Trabajar desde casa no tiene por qué ser aburrido.

 

Trabajar desde casa se escuchaba como algo deseable, pues solo era un día o dos; pero ahora que se convirtió en el día a día para muchas personas, nos hemos dado cuenta de lo poco cómodo que pueden ser el sillón de la sala o el comedor. Además de lo desorganizado que se pueden volver estos espacios de trabajo improvisados, el ruido por los demás que viven con nosotros y hasta la falta de inspiración.

Con compañías que desde hace años han predicado la transformación hacia el trabajo desde casa, una oficina o estudio propio en nuestro hogar se han vuelto una prioridad. Ya sea un espacio que utilizamos todos los días a la semana o solo cuando tenemos un proyecto en especial, un espacio bien diseñado puede ayudar a la concentración y productividad, así como a ser más eficientes.

Para lograr su cometido, la oficina ideal desde casa debería ser un reflejo directo de tu estilo personal, pasiones y aspiraciones.

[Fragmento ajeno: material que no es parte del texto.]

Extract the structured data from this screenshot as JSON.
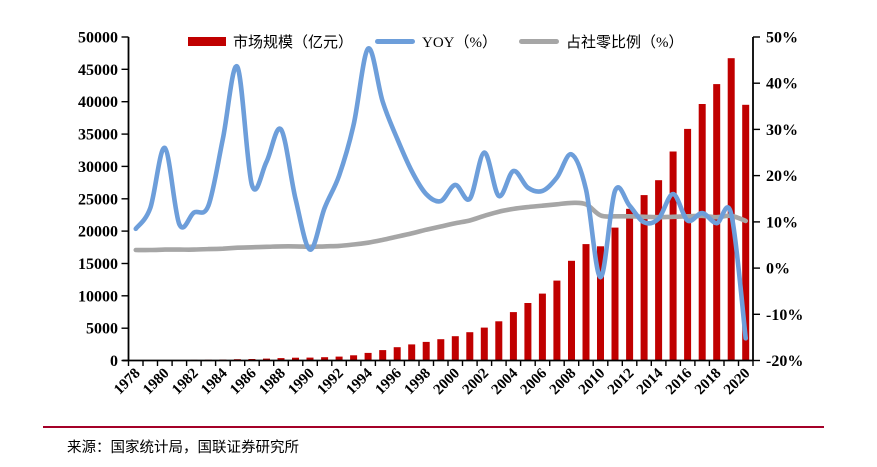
{
  "chart_data": {
    "type": "bar+line combo",
    "title": "",
    "grid": false,
    "legend_position": "top",
    "years": [
      1978,
      1979,
      1980,
      1981,
      1982,
      1983,
      1984,
      1985,
      1986,
      1987,
      1988,
      1989,
      1990,
      1991,
      1992,
      1993,
      1994,
      1995,
      1996,
      1997,
      1998,
      1999,
      2000,
      2001,
      2002,
      2003,
      2004,
      2005,
      2006,
      2007,
      2008,
      2009,
      2010,
      2011,
      2012,
      2013,
      2014,
      2015,
      2016,
      2017,
      2018,
      2019,
      2020
    ],
    "x_tick_labels": [
      "1978",
      "1980",
      "1982",
      "1984",
      "1986",
      "1988",
      "1990",
      "1992",
      "1994",
      "1996",
      "1998",
      "2000",
      "2002",
      "2004",
      "2006",
      "2008",
      "2010",
      "2012",
      "2014",
      "2016",
      "2018",
      "2020"
    ],
    "left_axis": {
      "min": 0,
      "max": 50000,
      "step": 5000,
      "tick_labels": [
        "50000",
        "45000",
        "40000",
        "35000",
        "30000",
        "25000",
        "20000",
        "15000",
        "10000",
        "5000",
        "0"
      ]
    },
    "right_axis": {
      "min": -20,
      "max": 50,
      "step": 10,
      "tick_labels": [
        "50%",
        "40%",
        "30%",
        "20%",
        "10%",
        "0%",
        "-10%",
        "-20%"
      ]
    },
    "series": [
      {
        "name": "市场规模（亿元）",
        "type": "bar",
        "axis": "left",
        "color": "#C00000",
        "values": [
          54.8,
          62,
          78,
          85,
          95,
          109,
          139,
          199,
          235,
          289,
          376,
          433,
          450,
          508,
          610,
          799,
          1179,
          1603,
          2052,
          2483,
          2880,
          3298,
          3753,
          4369,
          5092,
          6066,
          7486,
          8887,
          10345,
          12352,
          15404,
          17998,
          17648,
          20543,
          23448,
          25569,
          27860,
          32310,
          35799,
          39644,
          42716,
          46721,
          39527
        ]
      },
      {
        "name": "YOY（%）",
        "type": "line",
        "axis": "right",
        "color": "#6D9EDA",
        "values": [
          8.5,
          13,
          26,
          9.5,
          12,
          13.5,
          28,
          43.5,
          18,
          23,
          30,
          15,
          4,
          13,
          20,
          31,
          47.5,
          36,
          28,
          21,
          16,
          14.5,
          18,
          15,
          25,
          15.6,
          21,
          17.4,
          16.7,
          19.6,
          24.6,
          17,
          -2,
          16.7,
          13.5,
          9.9,
          10.7,
          16,
          10.3,
          11.9,
          9.7,
          11.7,
          -15.2
        ]
      },
      {
        "name": "占社零比例（%）",
        "type": "line",
        "axis": "right",
        "color": "#A6A6A6",
        "values": [
          3.9,
          3.9,
          4.0,
          4.0,
          4.0,
          4.1,
          4.2,
          4.4,
          4.5,
          4.6,
          4.7,
          4.7,
          4.6,
          4.7,
          4.8,
          5.1,
          5.5,
          6.1,
          6.8,
          7.5,
          8.3,
          9.0,
          9.7,
          10.3,
          11.3,
          12.2,
          12.8,
          13.2,
          13.5,
          13.8,
          14.1,
          13.8,
          11.4,
          11.2,
          11.2,
          11.1,
          11.0,
          11.1,
          11.2,
          11.3,
          11.0,
          11.3,
          10.2
        ]
      }
    ]
  },
  "footer": {
    "source": "来源：国家统计局，国联证券研究所"
  },
  "colors": {
    "bar": "#C00000",
    "yoy_line": "#6D9EDA",
    "share_line": "#A6A6A6",
    "axis": "#000000",
    "divider": "#A40028",
    "text": "#000000"
  }
}
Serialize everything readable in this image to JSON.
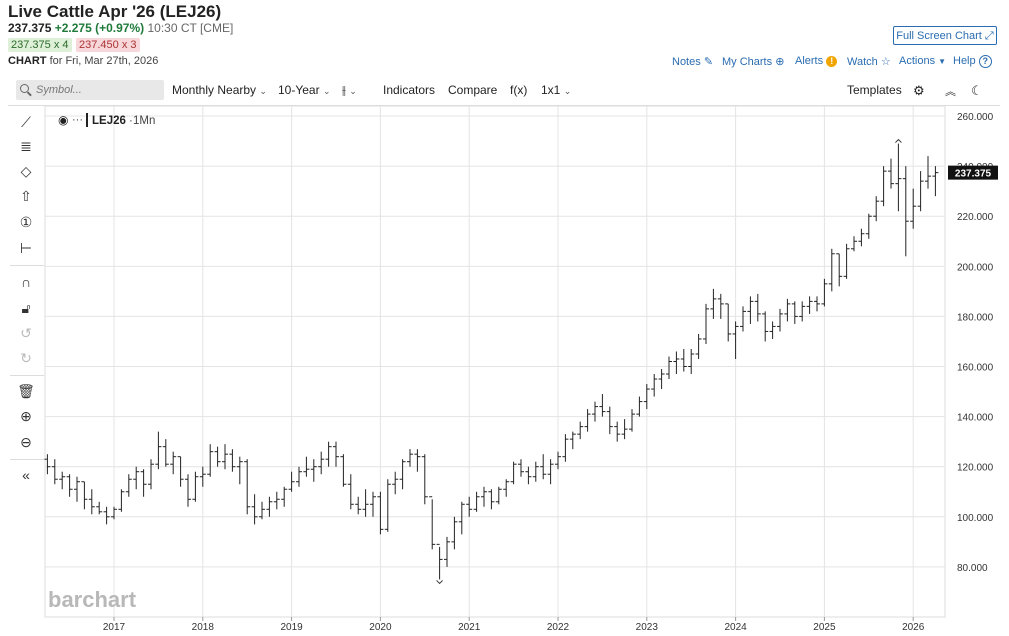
{
  "header": {
    "title": "Live Cattle Apr '26 (LEJ26)",
    "last": "237.375",
    "change": "+2.275 (+0.97%)",
    "time": "10:30 CT [CME]",
    "bid": "237.375 x 4",
    "ask": "237.450 x 3",
    "chart_label": "CHART",
    "chart_for": "for Fri, Mar 27th, 2026",
    "full_screen": "Full Screen Chart"
  },
  "top_links": {
    "notes": "Notes",
    "my_charts": "My Charts",
    "alerts": "Alerts",
    "watch": "Watch",
    "actions": "Actions",
    "help": "Help"
  },
  "toolbar": {
    "symbol_placeholder": "Symbol...",
    "period": "Monthly Nearby",
    "range": "10-Year",
    "bar_type_glyph": "⫲",
    "indicators": "Indicators",
    "compare": "Compare",
    "fx": "f(x)",
    "layout": "1x1",
    "templates": "Templates"
  },
  "legend": {
    "symbol": "LEJ26",
    "interval": "1Mn"
  },
  "watermark": "barchart",
  "colors": {
    "link": "#2a6cb0",
    "positive": "#1f7a3a",
    "price_tag_bg": "#111111",
    "bar": "#222222"
  },
  "chart_data": {
    "type": "ohlc",
    "x_ticks": [
      "2017",
      "2018",
      "2019",
      "2020",
      "2021",
      "2022",
      "2023",
      "2024",
      "2025",
      "2026"
    ],
    "y_ticks": [
      "260.000",
      "240.000",
      "220.000",
      "200.000",
      "180.000",
      "160.000",
      "140.000",
      "120.000",
      "100.000",
      "80.000"
    ],
    "ylim": [
      60,
      264
    ],
    "x_start": "2016-04",
    "last_price_tag": "237.375",
    "high_marker": "249.3",
    "low_marker": "74.5",
    "bars": [
      [
        123,
        125,
        117,
        120
      ],
      [
        120,
        123,
        113,
        115
      ],
      [
        115,
        118,
        111,
        116
      ],
      [
        116,
        117,
        108,
        111
      ],
      [
        111,
        116,
        106,
        114
      ],
      [
        114,
        114,
        103,
        107
      ],
      [
        107,
        111,
        101,
        104
      ],
      [
        104,
        106,
        101,
        102
      ],
      [
        102,
        104,
        97,
        100
      ],
      [
        100,
        104,
        99,
        103
      ],
      [
        103,
        111,
        102,
        110
      ],
      [
        110,
        117,
        108,
        115
      ],
      [
        115,
        120,
        111,
        118
      ],
      [
        118,
        119,
        108,
        113
      ],
      [
        113,
        123,
        111,
        121
      ],
      [
        121,
        134,
        119,
        128
      ],
      [
        128,
        131,
        120,
        121
      ],
      [
        121,
        126,
        117,
        124
      ],
      [
        124,
        124,
        112,
        115
      ],
      [
        115,
        117,
        104,
        107
      ],
      [
        107,
        118,
        106,
        116
      ],
      [
        116,
        120,
        112,
        117
      ],
      [
        117,
        129,
        116,
        126
      ],
      [
        126,
        128,
        120,
        122
      ],
      [
        122,
        129,
        119,
        125
      ],
      [
        125,
        127,
        118,
        120
      ],
      [
        120,
        124,
        113,
        122
      ],
      [
        122,
        123,
        101,
        104
      ],
      [
        104,
        109,
        97,
        100
      ],
      [
        100,
        106,
        99,
        103
      ],
      [
        103,
        108,
        100,
        106
      ],
      [
        106,
        110,
        103,
        107
      ],
      [
        107,
        112,
        104,
        111
      ],
      [
        111,
        118,
        110,
        114
      ],
      [
        114,
        120,
        112,
        118
      ],
      [
        118,
        124,
        116,
        119
      ],
      [
        119,
        123,
        114,
        120
      ],
      [
        120,
        126,
        117,
        123
      ],
      [
        123,
        130,
        120,
        128
      ],
      [
        128,
        130,
        120,
        124
      ],
      [
        124,
        125,
        112,
        113
      ],
      [
        113,
        117,
        103,
        105
      ],
      [
        105,
        108,
        101,
        103
      ],
      [
        103,
        111,
        100,
        105
      ],
      [
        105,
        110,
        100,
        108
      ],
      [
        108,
        110,
        93,
        95
      ],
      [
        95,
        115,
        94,
        113
      ],
      [
        113,
        118,
        109,
        115
      ],
      [
        115,
        123,
        111,
        122
      ],
      [
        122,
        127,
        120,
        125
      ],
      [
        125,
        127,
        118,
        124
      ],
      [
        124,
        125,
        105,
        108
      ],
      [
        108,
        107,
        87,
        89
      ],
      [
        89,
        88,
        75,
        83
      ],
      [
        83,
        92,
        80,
        90
      ],
      [
        90,
        100,
        87,
        98
      ],
      [
        98,
        106,
        93,
        105
      ],
      [
        105,
        108,
        100,
        103
      ],
      [
        103,
        110,
        102,
        108
      ],
      [
        108,
        112,
        104,
        110
      ],
      [
        110,
        111,
        103,
        106
      ],
      [
        106,
        112,
        105,
        111
      ],
      [
        111,
        115,
        108,
        114
      ],
      [
        114,
        122,
        113,
        121
      ],
      [
        121,
        123,
        116,
        118
      ],
      [
        118,
        120,
        113,
        116
      ],
      [
        116,
        122,
        114,
        120
      ],
      [
        120,
        125,
        115,
        117
      ],
      [
        117,
        123,
        113,
        121
      ],
      [
        121,
        126,
        119,
        124
      ],
      [
        124,
        133,
        122,
        131
      ],
      [
        131,
        134,
        127,
        133
      ],
      [
        133,
        138,
        131,
        136
      ],
      [
        136,
        143,
        134,
        141
      ],
      [
        141,
        146,
        138,
        144
      ],
      [
        144,
        149,
        140,
        142
      ],
      [
        142,
        144,
        133,
        136
      ],
      [
        136,
        138,
        130,
        133
      ],
      [
        133,
        139,
        131,
        135
      ],
      [
        135,
        143,
        134,
        141
      ],
      [
        141,
        148,
        140,
        146
      ],
      [
        146,
        153,
        143,
        151
      ],
      [
        151,
        157,
        148,
        155
      ],
      [
        155,
        159,
        151,
        157
      ],
      [
        157,
        164,
        155,
        162
      ],
      [
        162,
        166,
        157,
        163
      ],
      [
        163,
        167,
        158,
        160
      ],
      [
        160,
        167,
        157,
        165
      ],
      [
        165,
        173,
        163,
        171
      ],
      [
        171,
        185,
        169,
        183
      ],
      [
        183,
        191,
        179,
        187
      ],
      [
        187,
        189,
        179,
        185
      ],
      [
        185,
        185,
        170,
        173
      ],
      [
        173,
        178,
        163,
        176
      ],
      [
        176,
        184,
        174,
        182
      ],
      [
        182,
        188,
        177,
        186
      ],
      [
        186,
        189,
        178,
        181
      ],
      [
        181,
        182,
        170,
        174
      ],
      [
        174,
        178,
        171,
        176
      ],
      [
        176,
        183,
        174,
        181
      ],
      [
        181,
        187,
        178,
        185
      ],
      [
        185,
        186,
        177,
        180
      ],
      [
        180,
        186,
        178,
        184
      ],
      [
        184,
        188,
        181,
        186
      ],
      [
        186,
        188,
        182,
        185
      ],
      [
        185,
        195,
        184,
        193
      ],
      [
        193,
        207,
        190,
        205
      ],
      [
        205,
        205,
        192,
        196
      ],
      [
        196,
        209,
        195,
        207
      ],
      [
        207,
        212,
        206,
        210
      ],
      [
        210,
        215,
        208,
        213
      ],
      [
        213,
        221,
        211,
        220
      ],
      [
        220,
        228,
        218,
        226
      ],
      [
        226,
        240,
        224,
        238
      ],
      [
        238,
        243,
        231,
        233
      ],
      [
        233,
        249,
        222,
        235
      ],
      [
        235,
        240,
        204,
        218
      ],
      [
        218,
        231,
        215,
        224
      ],
      [
        224,
        238,
        222,
        234
      ],
      [
        234,
        244,
        231,
        236
      ],
      [
        236,
        240,
        228,
        237.4
      ]
    ]
  }
}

Una de sus ventajas sobre una oficina convencional es la libertad de personalización que tienes, puedes agregar lo que sea que se te venga a la mente para hacer tu espacio más tú, más cómodo, más lo que quieras.

 

 

Para esto, debes comenzar con identificar qué tipo de equipo necesitas. Algunos trabajan bien solo con una laptop, mientras que otros deben tener una computadora de escritorio, una impresora y escáner. Una vez que hayas hecho esto puedes comenzar a diseñar el espacio alrededor de esto, empezando con el escritorio o mesa en donde te apoyaras, más la silla en la que te sentaras. Si no cuentas con mucho espacio puedes optar por un escritorio plegable, y una silla simple pero cómoda para todas esas horas que pasaras ahí.

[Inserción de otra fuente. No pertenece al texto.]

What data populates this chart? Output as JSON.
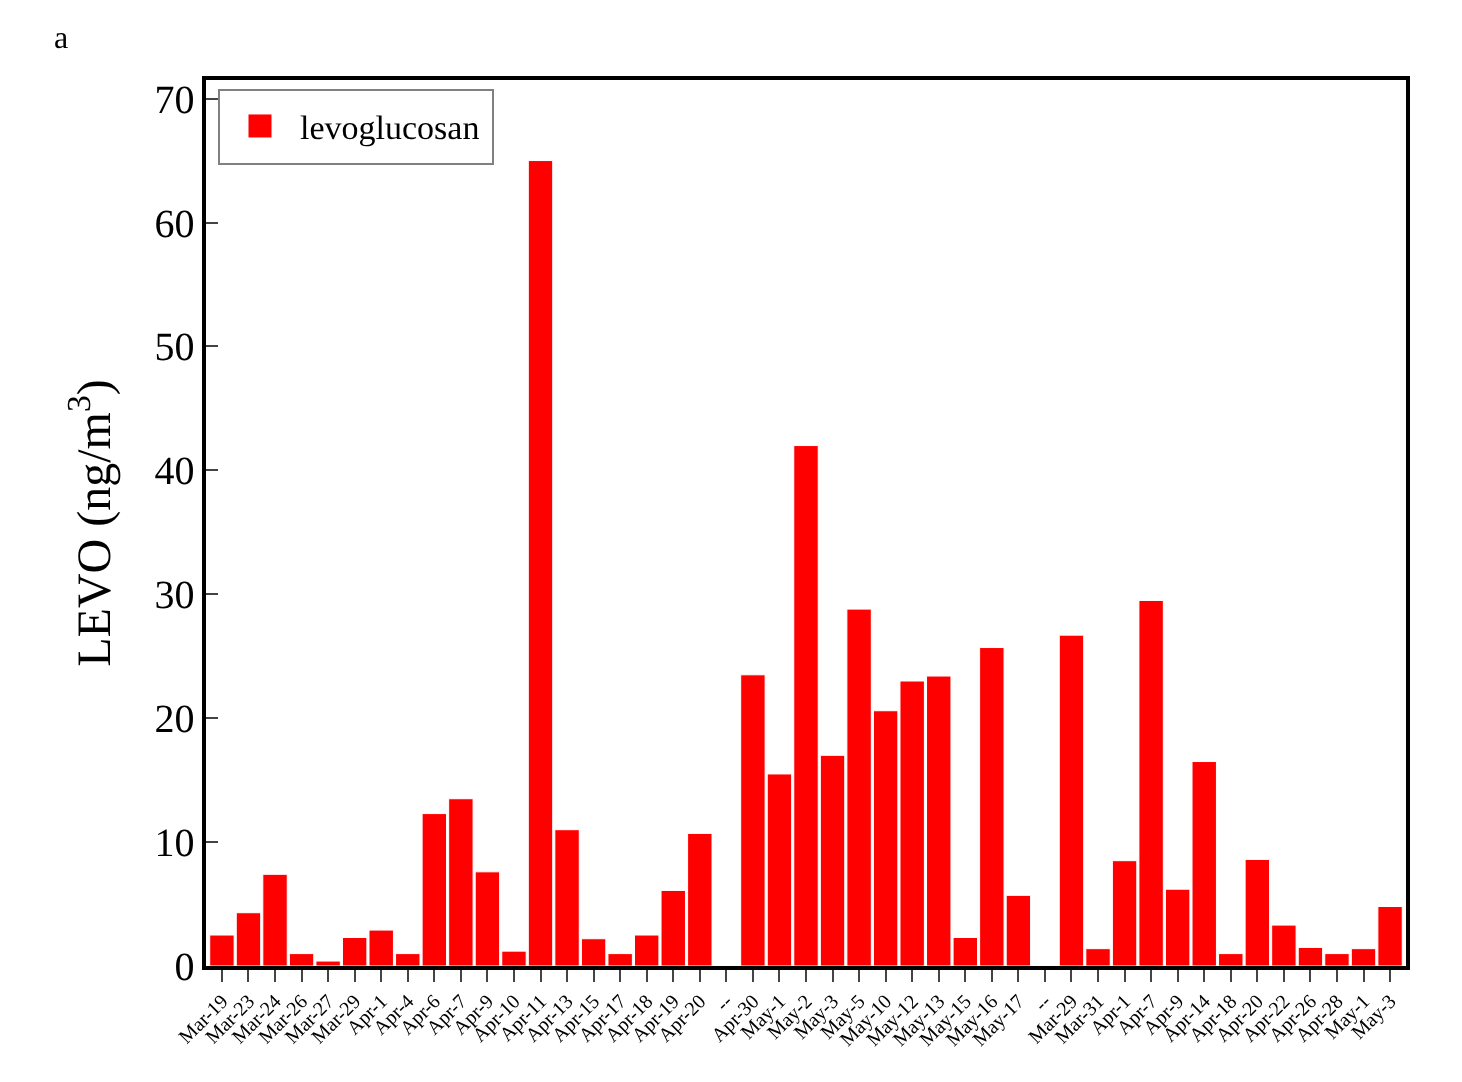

Además de estos básicos, sirve más tratar de mantener lo demás lo más minimalista posible. Y con esto no nos referimos al estilo, sino al número de accesorios y herramientas a la vista. Ya que tener un espacio de trabajo limpio se ha comprobado ayuda a la concentración. Trata de digitalizar apuntes y demás, así no tienes hojas sueltas por todos lados. También puedes utilizar cajones o bandejas organizadoras para plumas, o demás accesorios que puedas usar en tu escritorio.

Después de lo esencial, lo que sigue es comenzar a personalizar justo como tú lo quieres. Al final del día, una oficina en tu casa no es solo un lugar donde debes hacer tu trabajo, es un reflejo de quien eres. Debería de ser diseñado con tu estilo y tu gusto personal en mente mientras que te permite ser tu mejor versión personal, la más productiva.